What it does better: data diving: Manually finding your target customer, by searching and poring through income-level, interest-based, and geographical data, is labor-intensive and time-consuming. AI cuts to the chase. “For example, using a feed of three key pieces of information that the entrepreneur provides; a brief product description text, images and a price range; an AI system can zip through social media and other online outlets, looking for correlations between product and digital conversations,” says Husain. If you give it the green light, AI’s natural language processing technology then writes and sends a sales pitch, notes transmission times, and analyzes feedback. “You can almost hear an AI system going, Aha! I’ve cracked the code.” says Husain, adding that AI constantly optimizes itself by making slight changes to the message.
Where it works: practical apps: One key reason for AI’s upsurge is entrepreneurs’ free or inexpensive access to libraries such as IBM Watson, Goggle TensorFlow, and Microsoft Azure. These application programming interfaces (APIs) allow coders to build AI apps without starting from scratch. Husain expects to see a proliferation of AI-centric marketing, sales and other service startups focused on small and medium-size businesses.
Let’s look at some specific examples from the same article.
Call Centers: The biggest misconception about AI is that it’s robots with human faces sitting at remote desks. “AI is nothing more than an add-on technology, spice and flair, to an otherwise conventional system, such as a traditional travel-reservation site that, because of AI can now converse with a human,” says Bruce W. Porter, an AI researcher and computer science professor at the University of Texas, Austin. Porter emphasizes that future breakthroughs will not be 100 percent AI. “AI will likely provide a 10 percent product or service performance boost,” he says. That is, in fact, huge. Firms that fail to make the leap, he says, may fail to have customers.

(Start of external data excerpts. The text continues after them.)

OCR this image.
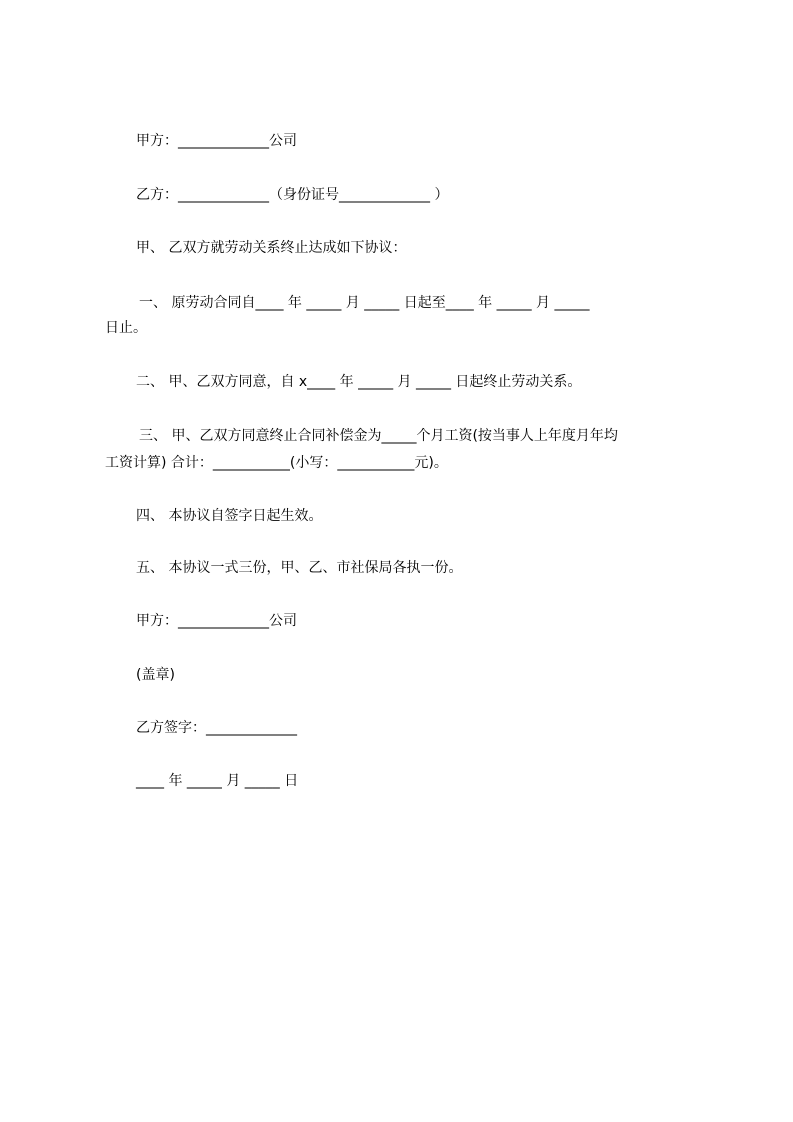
甲方：_____________公司
乙方：_____________（身份证号_____________ ）
甲、 乙双方就劳动关系终止达成如下协议：
一、 原劳动合同自____ 年 _____ 月 _____ 日起至____ 年 _____ 月 _____
日止。
二、 甲、乙双方同意，自 x____ 年 _____ 月 _____ 日起终止劳动关系。
三、 甲、乙双方同意终止合同补偿金为_____个月工资(按当事人上年度月年均
工资计算) 合计：___________(小写：___________元)。
四、 本协议自签字日起生效。
五、 本协议一式三份，甲、乙、市社保局各执一份。
甲方：_____________公司
(盖章)
乙方签字：_____________
____ 年 _____ 月 _____ 日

Information Retrieval: Not all searches are as simple as typing a few keywords and having Google take over. Entrepreneurs often need more in-depth and complicated excavations for patent and trademark data, for example and that, in turn, involves an often-hefty legal budget to pay a highly-trained human to do. Porter foresees within five years many companies offering services to consumers who have no experience in AI or specific knowledge fields. They’ll be able to conduct their own AI based data retrieval. Count on industry disruption, he says, as this type of AI application will leapfrog current data-retrieval-service providers.
Contract Generation: Because it’s able to generate natural language, AI is an exceptional tool for helping entrepreneurs assemble contracts, as opposed to buying them off the shelf at, say LegalZoom. AI applications will converse with – by text and, ultimately, voice – and tease information out of humans that will become components of formal agreements, such as details about fee payments and product returns. Porter anticipates users will pay to access cloud-based AI computer systems to produce such documents. AI-centric startups, because they don’t require a human in the loop and won’t need to hire staffers, can offer their services at a very low cost, especially given an anticipated large volume of customers and business competition.
AI can displace humans, but it can’t replace them.
Leaders of every industry and institution are sprinting to become digital. Who will win? The answer is clear: It will be the companies and the products that make the best use of data. And the ones that make the best use of data will likely be the ones that use AI to gain efficiencies in data analysis and decision making.